“唉……”
“福祸无门,唯人自招啊!”
自被贬出朝堂后便一头扎进书房内的张廷兰脸色晦暗,眼神中透着浓浓的忧虑之色!
瘫坐了良久之后,深深的叹了口气!
“寒窗苦读十八载,熬过了乱世,位列中枢官居督察院左副都御史,堂堂正三品大员…”
“啪…”,一声脆响过后,脸颊上赫然出现五道指痕的张廷兰晦暗无光的眼神中,透着无尽悔恨!
“张廷兰啊张廷兰,现如今的日子比之以往,宛如云泥之别,你还有什么不满足的呢!!!”
“生不带来,死了,也带不走分毫,何必沉迷于黄白铜臭之物,以至最后…”
“累及全家!!!”
“爹,孩儿需三万两银子急用!”
声到人未至,明显被酒色掏空了身体的张家大少张无忌脚步虚浮,无所顾忌的推开了紧闭的房门!
身为张家唯一一独苗苗的他丝毫不知,他眼中几乎无所不能,有求必应的老爹,包括整个张家在内,即将面临一场灭顶之灾!

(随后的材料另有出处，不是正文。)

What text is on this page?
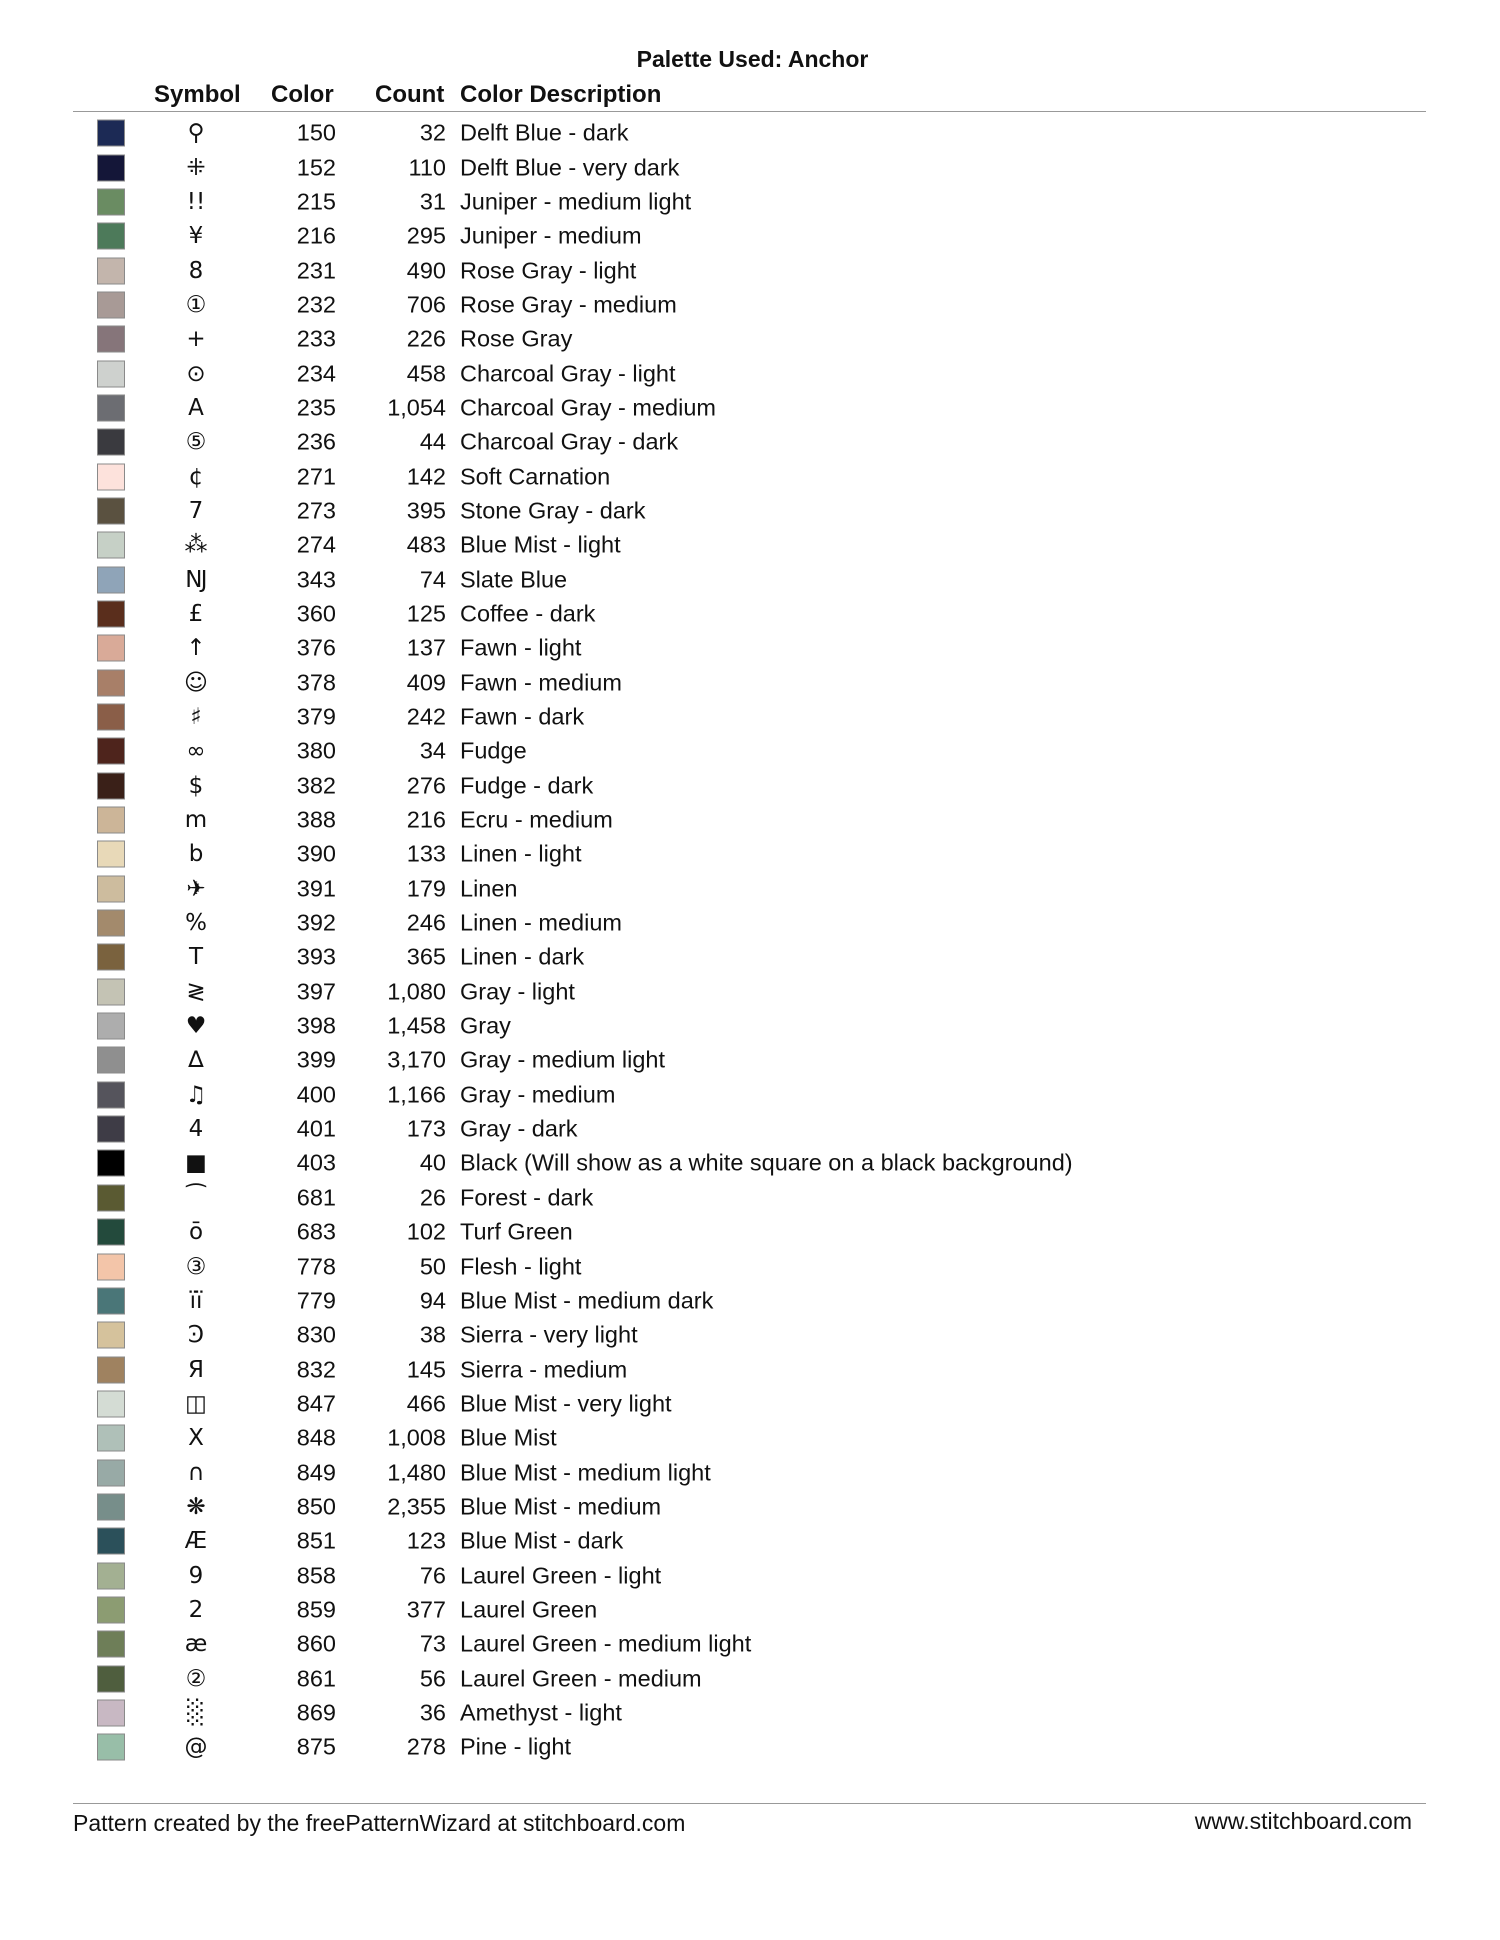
Palette Used: Anchor
Symbol Color Count Color Description
⚲	150	32 Delft Blue - dark
⁜	152	110 Delft Blue - very dark
!!	215	31 Juniper - medium light
¥	216	295 Juniper - medium
8	231	490 Rose Gray - light
①	232	706 Rose Gray - medium
+	233	226 Rose Gray
⊙	234	458 Charcoal Gray - light
A	235	1,054 Charcoal Gray - medium
⑤	236	44 Charcoal Gray - dark
¢	271	142 Soft Carnation
7	273	395 Stone Gray - dark
⁂	274	483 Blue Mist - light
Ǌ	343	74 Slate Blue
£	360	125 Coffee - dark
↑	376	137 Fawn - light
☺	378	409 Fawn - medium
♯	379	242 Fawn - dark
∞	380	34 Fudge
$	382	276 Fudge - dark
m	388	216 Ecru - medium
b	390	133 Linen - light
✈	391	179 Linen
%	392	246 Linen - medium
T	393	365 Linen - dark
≷	397	1,080 Gray - light
♥	398	1,458 Gray
∆	399	3,170 Gray - medium light
♫	400	1,166 Gray - medium
4	401	173 Gray - dark
■	403	40 Black (Will show as a white square on a black background)
⁀	681	26 Forest - dark
ō	683	102 Turf Green
③	778	50 Flesh - light
ïï	779	94 Blue Mist - medium dark
Ͽ	830	38 Sierra - very light
Я	832	145 Sierra - medium
◫	847	466 Blue Mist - very light
X	848	1,008 Blue Mist
∩	849	1,480 Blue Mist - medium light
❋	850	2,355 Blue Mist - medium
Æ	851	123 Blue Mist - dark
9	858	76 Laurel Green - light
2	859	377 Laurel Green
æ	860	73 Laurel Green - medium light
②	861	56 Laurel Green - medium
░	869	36 Amethyst - light
@	875	278 Pine - light
Pattern created by the freePatternWizard at stitchboard.com	www.stitchboard.com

“银子银子,你除了一天到晚伸手要银子,还会做甚!?”
“还能做甚!!!”
为了张家的香火传承,也为了给唯一的儿子攒下一份十辈子也败不完的家业,不惜自甘堕落的张廷兰这一次的目光阴鸷,再无以往的慈爱!
从错愕中回过神的张无忌无所谓的撇了撇嘴,“爹,儿身为张家独子,您老的这份家业早晚是孩儿的,早给晚给,左右不都一回事么!”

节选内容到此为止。